Triad Securities
- Company type: Private
- Industry: Finance
- Founded: 1976
- Headquarters: New York City, New York, U.S.
- Key people: Richard Schultz (Founder)
- Services: Prime Brokerage U.S. and Intl. Execution New Issue Service
- Website: www.triadsecurities.com

= Triad Securities =

Triad Securities Corp. was founded in 1976 as a full-service agency only discount brokerage firm. Triad’s products and services comprise three categories: prime brokerage, the New Issue Service, and U.S. and international equity and fixed income execution.

==History==
Triad Securities Corp. was founded as a discount brokerage firm in July 1976 by Richard Schultz. Schultz navigated Triad Securities through the stock market crisis of 1987, as well as the Great Recession of 2008. Schultz, now deceased, had gained substantial experience working in brokerage firms including EF Hutton, Bear Stearns, Weisenberg, Weis Voison & Co., and Muriel Seibert; he was also President of Ladenberg Thalmann prior to founding Triad Securities. Triad Securities Corp. has been providing prime brokerage services to its global clients since 1994.

In 2016, former JP Morgan executive Tom Landsberger was hired as director of prime brokerage sales.

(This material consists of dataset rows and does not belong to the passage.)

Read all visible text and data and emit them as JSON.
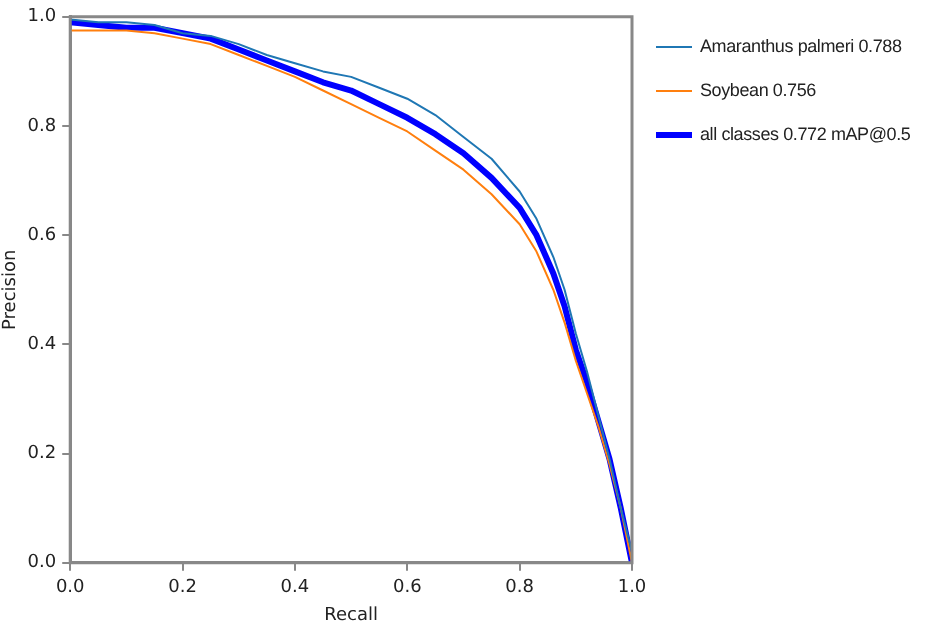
{
  "chart_data": {
    "type": "line",
    "xlabel": "Recall",
    "ylabel": "Precision",
    "xlim": [
      0,
      1
    ],
    "ylim": [
      0,
      1
    ],
    "xticks": [
      {
        "value": 0,
        "label": "0.0"
      },
      {
        "value": 0.2,
        "label": "0.2"
      },
      {
        "value": 0.4,
        "label": "0.4"
      },
      {
        "value": 0.6,
        "label": "0.6"
      },
      {
        "value": 0.8,
        "label": "0.8"
      },
      {
        "value": 1,
        "label": "1.0"
      }
    ],
    "yticks": [
      {
        "value": 0,
        "label": "0.0"
      },
      {
        "value": 0.2,
        "label": "0.2"
      },
      {
        "value": 0.4,
        "label": "0.4"
      },
      {
        "value": 0.6,
        "label": "0.6"
      },
      {
        "value": 0.8,
        "label": "0.8"
      },
      {
        "value": 1,
        "label": "1.0"
      }
    ],
    "grid": false,
    "legend": "right",
    "marker": "none",
    "line_style": "solid",
    "series": [
      {
        "name": "Amaranthus palmeri 0.788",
        "color": "#1f77b4",
        "x": [
          0,
          0.05,
          0.1,
          0.15,
          0.2,
          0.25,
          0.3,
          0.35,
          0.4,
          0.45,
          0.5,
          0.55,
          0.6,
          0.65,
          0.7,
          0.75,
          0.8,
          0.83,
          0.86,
          0.88,
          0.9,
          0.92,
          0.94,
          0.96,
          0.98,
          1.0
        ],
        "values": [
          0.995,
          0.99,
          0.99,
          0.985,
          0.97,
          0.965,
          0.95,
          0.93,
          0.915,
          0.9,
          0.89,
          0.87,
          0.85,
          0.82,
          0.78,
          0.74,
          0.68,
          0.63,
          0.56,
          0.5,
          0.42,
          0.35,
          0.27,
          0.19,
          0.1,
          0.02
        ]
      },
      {
        "name": "Soybean 0.756",
        "color": "#ff7f0e",
        "x": [
          0,
          0.05,
          0.1,
          0.15,
          0.2,
          0.25,
          0.3,
          0.35,
          0.4,
          0.45,
          0.5,
          0.55,
          0.6,
          0.65,
          0.7,
          0.75,
          0.8,
          0.83,
          0.86,
          0.88,
          0.9,
          0.92,
          0.94,
          0.96,
          0.98,
          1.0
        ],
        "values": [
          0.975,
          0.975,
          0.975,
          0.97,
          0.96,
          0.95,
          0.93,
          0.91,
          0.89,
          0.865,
          0.84,
          0.815,
          0.79,
          0.755,
          0.72,
          0.675,
          0.62,
          0.57,
          0.5,
          0.44,
          0.37,
          0.31,
          0.25,
          0.18,
          0.1,
          0.0
        ]
      },
      {
        "name": "all classes 0.772 mAP@0.5",
        "color": "#0000ff",
        "x": [
          0,
          0.05,
          0.1,
          0.15,
          0.2,
          0.25,
          0.3,
          0.35,
          0.4,
          0.45,
          0.5,
          0.55,
          0.6,
          0.65,
          0.7,
          0.75,
          0.8,
          0.83,
          0.86,
          0.88,
          0.9,
          0.92,
          0.94,
          0.96,
          0.98,
          1.0
        ],
        "values": [
          0.99,
          0.985,
          0.98,
          0.98,
          0.97,
          0.96,
          0.94,
          0.92,
          0.9,
          0.88,
          0.865,
          0.84,
          0.815,
          0.785,
          0.75,
          0.705,
          0.65,
          0.6,
          0.53,
          0.47,
          0.39,
          0.33,
          0.26,
          0.19,
          0.1,
          0.0
        ]
      }
    ]
  }
}
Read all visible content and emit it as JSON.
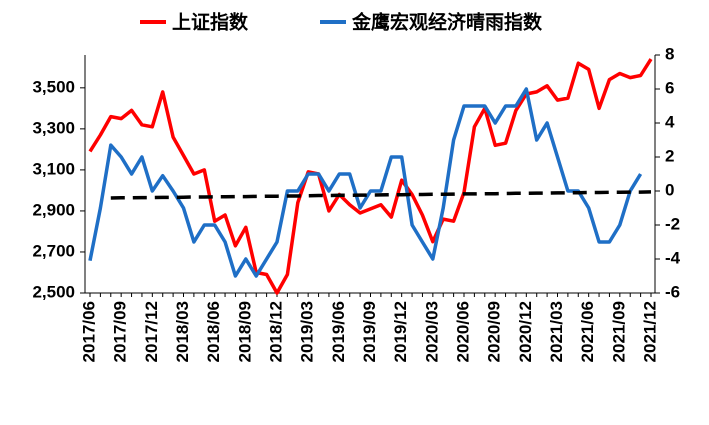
{
  "chart_data": {
    "type": "line",
    "categories": [
      "2017/06",
      null,
      null,
      "2017/09",
      null,
      null,
      "2017/12",
      null,
      null,
      "2018/03",
      null,
      null,
      "2018/06",
      null,
      null,
      "2018/09",
      null,
      null,
      "2018/12",
      null,
      null,
      "2019/03",
      null,
      null,
      "2019/06",
      null,
      null,
      "2019/09",
      null,
      null,
      "2019/12",
      null,
      null,
      "2020/03",
      null,
      null,
      "2020/06",
      null,
      null,
      "2020/09",
      null,
      null,
      "2020/12",
      null,
      null,
      "2021/03",
      null,
      null,
      "2021/06",
      null,
      null,
      "2021/09",
      null,
      null,
      "2021/12"
    ],
    "series": [
      {
        "name": "上证指数",
        "color": "#ff0000",
        "axis": "y",
        "values": [
          3190,
          3270,
          3360,
          3350,
          3390,
          3320,
          3310,
          3480,
          3260,
          3170,
          3080,
          3100,
          2850,
          2880,
          2730,
          2820,
          2600,
          2590,
          2500,
          2590,
          2940,
          3090,
          3080,
          2900,
          2980,
          2930,
          2890,
          2910,
          2930,
          2870,
          3050,
          2980,
          2880,
          2750,
          2860,
          2850,
          2990,
          3310,
          3400,
          3220,
          3230,
          3390,
          3470,
          3480,
          3510,
          3440,
          3450,
          3620,
          3590,
          3400,
          3540,
          3570,
          3550,
          3560,
          3640
        ]
      },
      {
        "name": "金鹰宏观经济晴雨指数",
        "color": "#1f6fc6",
        "axis": "y2",
        "values": [
          -4.1,
          -1,
          2.7,
          2,
          1,
          2,
          0,
          0.9,
          0,
          -1,
          -3,
          -2,
          -2,
          -3,
          -5,
          -4,
          -5,
          -4,
          -3,
          0,
          0,
          1,
          1,
          0,
          1,
          1,
          -1,
          0,
          0,
          2,
          2,
          -2,
          -3,
          -4,
          -1,
          3,
          5,
          5,
          5,
          4,
          5,
          5,
          6,
          3,
          4,
          2,
          0,
          0,
          -1,
          -3,
          -3,
          -2,
          0,
          1,
          null
        ]
      },
      {
        "color": "#000000",
        "axis": "y",
        "dash": true,
        "values": [
          null,
          null,
          2963,
          2964,
          2964,
          2965,
          2965,
          2966,
          2966,
          2967,
          2968,
          2968,
          2969,
          2969,
          2970,
          2970,
          2971,
          2972,
          2972,
          2973,
          2973,
          2974,
          2975,
          2975,
          2976,
          2976,
          2977,
          2977,
          2978,
          2979,
          2979,
          2980,
          2980,
          2981,
          2981,
          2982,
          2983,
          2983,
          2984,
          2984,
          2985,
          2986,
          2986,
          2987,
          2987,
          2988,
          2988,
          2989,
          2990,
          2990,
          2991,
          2991,
          2992,
          2992,
          2993
        ]
      }
    ],
    "ylim": [
      2500,
      3660
    ],
    "yticks": [
      {
        "value": 2500,
        "label": "2,500"
      },
      {
        "value": 2700,
        "label": "2,700"
      },
      {
        "value": 2900,
        "label": "2,900"
      },
      {
        "value": 3100,
        "label": "3,100"
      },
      {
        "value": 3300,
        "label": "3,300"
      },
      {
        "value": 3500,
        "label": "3,500"
      }
    ],
    "y2lim": [
      -6,
      8
    ],
    "y2ticks": [
      -6,
      -4,
      -2,
      0,
      2,
      4,
      6,
      8
    ],
    "grid": false
  }
}
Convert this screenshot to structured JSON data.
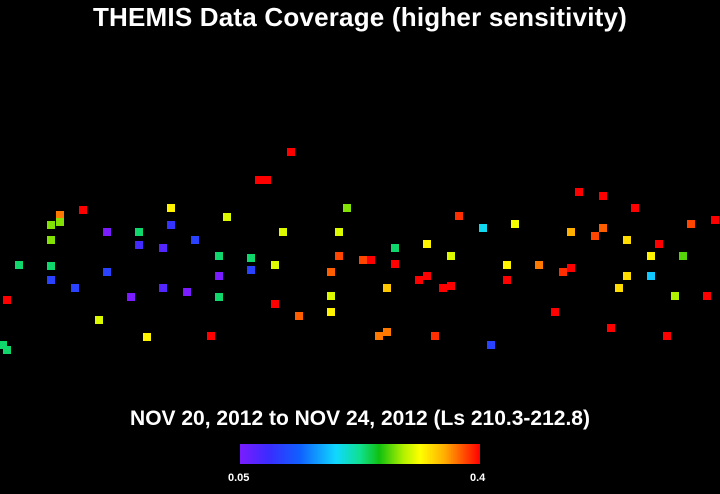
{
  "title": "THEMIS Data Coverage (higher sensitivity)",
  "subtitle": "NOV 20, 2012 to NOV 24, 2012 (Ls 210.3-212.8)",
  "colorbar": {
    "min_label": "0.05",
    "max_label": "0.4"
  },
  "chart_data": {
    "type": "heatmap",
    "value_range": [
      0.05,
      0.4
    ],
    "colormap": [
      "#7a1cff",
      "#3a2cff",
      "#1060ff",
      "#10d8ff",
      "#10e090",
      "#10c010",
      "#b0f000",
      "#ffff00",
      "#ffb000",
      "#ff5000",
      "#ff0000"
    ],
    "tracks": [
      {
        "lon": 7,
        "cells": [
          [
            350,
            0.2
          ],
          [
            300,
            0.4
          ]
        ]
      },
      {
        "lon": 19,
        "cells": [
          [
            265,
            0.2
          ]
        ]
      },
      {
        "lon": 51,
        "cells": [
          [
            225,
            0.25
          ],
          [
            240,
            0.25
          ],
          [
            266,
            0.2
          ],
          [
            280,
            0.1
          ]
        ]
      },
      {
        "lon": 60,
        "cells": [
          [
            215,
            0.35
          ],
          [
            222,
            0.25
          ]
        ]
      },
      {
        "lon": 75,
        "cells": [
          [
            288,
            0.1
          ]
        ]
      },
      {
        "lon": 83,
        "cells": [
          [
            210,
            0.4
          ]
        ]
      },
      {
        "lon": 99,
        "cells": [
          [
            320,
            0.28
          ]
        ]
      },
      {
        "lon": 107,
        "cells": [
          [
            232,
            0.05
          ],
          [
            272,
            0.1
          ]
        ]
      },
      {
        "lon": 131,
        "cells": [
          [
            297,
            0.05
          ]
        ]
      },
      {
        "lon": 139,
        "cells": [
          [
            232,
            0.2
          ],
          [
            245,
            0.08
          ]
        ]
      },
      {
        "lon": 147,
        "cells": [
          [
            337,
            0.3
          ]
        ]
      },
      {
        "lon": 163,
        "cells": [
          [
            248,
            0.07
          ],
          [
            288,
            0.07
          ]
        ]
      },
      {
        "lon": 171,
        "cells": [
          [
            208,
            0.3
          ],
          [
            225,
            0.09
          ]
        ]
      },
      {
        "lon": 187,
        "cells": [
          [
            292,
            0.05
          ]
        ]
      },
      {
        "lon": 195,
        "cells": [
          [
            240,
            0.1
          ]
        ]
      },
      {
        "lon": 211,
        "cells": [
          [
            336,
            0.4
          ]
        ]
      },
      {
        "lon": 219,
        "cells": [
          [
            256,
            0.2
          ],
          [
            276,
            0.05
          ],
          [
            297,
            0.2
          ]
        ]
      },
      {
        "lon": 227,
        "cells": [
          [
            217,
            0.28
          ]
        ]
      },
      {
        "lon": 251,
        "cells": [
          [
            258,
            0.2
          ],
          [
            270,
            0.1
          ]
        ]
      },
      {
        "lon": 259,
        "cells": [
          [
            180,
            0.4
          ]
        ]
      },
      {
        "lon": 267,
        "cells": [
          [
            180,
            0.4
          ]
        ]
      },
      {
        "lon": 275,
        "cells": [
          [
            265,
            0.28
          ],
          [
            304,
            0.4
          ]
        ]
      },
      {
        "lon": 283,
        "cells": [
          [
            232,
            0.28
          ]
        ]
      },
      {
        "lon": 291,
        "cells": [
          [
            152,
            0.4
          ]
        ]
      },
      {
        "lon": 299,
        "cells": [
          [
            316,
            0.36
          ]
        ]
      },
      {
        "lon": 331,
        "cells": [
          [
            272,
            0.36
          ],
          [
            296,
            0.28
          ],
          [
            312,
            0.3
          ]
        ]
      },
      {
        "lon": 339,
        "cells": [
          [
            232,
            0.28
          ],
          [
            256,
            0.37
          ]
        ]
      },
      {
        "lon": 347,
        "cells": [
          [
            208,
            0.25
          ]
        ]
      },
      {
        "lon": 363,
        "cells": [
          [
            260,
            0.37
          ]
        ]
      },
      {
        "lon": 371,
        "cells": [
          [
            260,
            0.4
          ]
        ]
      },
      {
        "lon": 379,
        "cells": [
          [
            336,
            0.35
          ]
        ]
      },
      {
        "lon": 387,
        "cells": [
          [
            288,
            0.32
          ],
          [
            332,
            0.35
          ]
        ]
      },
      {
        "lon": 395,
        "cells": [
          [
            248,
            0.2
          ],
          [
            264,
            0.4
          ]
        ]
      },
      {
        "lon": 419,
        "cells": [
          [
            280,
            0.4
          ]
        ]
      },
      {
        "lon": 427,
        "cells": [
          [
            244,
            0.3
          ],
          [
            276,
            0.4
          ]
        ]
      },
      {
        "lon": 435,
        "cells": [
          [
            336,
            0.38
          ]
        ]
      },
      {
        "lon": 443,
        "cells": [
          [
            288,
            0.4
          ]
        ]
      },
      {
        "lon": 451,
        "cells": [
          [
            256,
            0.28
          ],
          [
            286,
            0.4
          ]
        ]
      },
      {
        "lon": 459,
        "cells": [
          [
            216,
            0.38
          ]
        ]
      },
      {
        "lon": 483,
        "cells": [
          [
            228,
            0.16
          ]
        ]
      },
      {
        "lon": 491,
        "cells": [
          [
            345,
            0.1
          ]
        ]
      },
      {
        "lon": 507,
        "cells": [
          [
            265,
            0.3
          ],
          [
            280,
            0.4
          ]
        ]
      },
      {
        "lon": 515,
        "cells": [
          [
            224,
            0.29
          ]
        ]
      },
      {
        "lon": 539,
        "cells": [
          [
            265,
            0.35
          ]
        ]
      },
      {
        "lon": 555,
        "cells": [
          [
            312,
            0.4
          ]
        ]
      },
      {
        "lon": 563,
        "cells": [
          [
            272,
            0.38
          ]
        ]
      },
      {
        "lon": 571,
        "cells": [
          [
            232,
            0.33
          ],
          [
            268,
            0.4
          ]
        ]
      },
      {
        "lon": 579,
        "cells": [
          [
            192,
            0.4
          ]
        ]
      },
      {
        "lon": 595,
        "cells": [
          [
            236,
            0.37
          ]
        ]
      },
      {
        "lon": 603,
        "cells": [
          [
            196,
            0.4
          ],
          [
            228,
            0.36
          ]
        ]
      },
      {
        "lon": 611,
        "cells": [
          [
            328,
            0.4
          ]
        ]
      },
      {
        "lon": 619,
        "cells": [
          [
            288,
            0.31
          ]
        ]
      },
      {
        "lon": 627,
        "cells": [
          [
            240,
            0.31
          ],
          [
            276,
            0.31
          ]
        ]
      },
      {
        "lon": 635,
        "cells": [
          [
            208,
            0.4
          ]
        ]
      },
      {
        "lon": 651,
        "cells": [
          [
            256,
            0.3
          ],
          [
            276,
            0.15
          ]
        ]
      },
      {
        "lon": 659,
        "cells": [
          [
            244,
            0.4
          ]
        ]
      },
      {
        "lon": 667,
        "cells": [
          [
            336,
            0.4
          ]
        ]
      },
      {
        "lon": 675,
        "cells": [
          [
            296,
            0.26
          ]
        ]
      },
      {
        "lon": 683,
        "cells": [
          [
            256,
            0.24
          ]
        ]
      },
      {
        "lon": 691,
        "cells": [
          [
            224,
            0.37
          ]
        ]
      },
      {
        "lon": 707,
        "cells": [
          [
            296,
            0.4
          ]
        ]
      },
      {
        "lon": 715,
        "cells": [
          [
            220,
            0.4
          ]
        ]
      },
      {
        "lon": 3,
        "cells": [
          [
            345,
            0.2
          ]
        ]
      }
    ]
  }
}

In 2019, the company launched its Prime Brokerage mobile app, Triade Mobile, which allows customers to access their entire financial profile.

== Operations ==
Triad Securities Corp. continues to operate through its Wall Street headquarters at 111 Broadway in New York City. Triad is registered with the U.S. Securities and Exchange Commission (SEC), is a member of FINRA (Financial Industry Regulatory Authority), and a member of SIPC (Securities Investor Protection Corporation).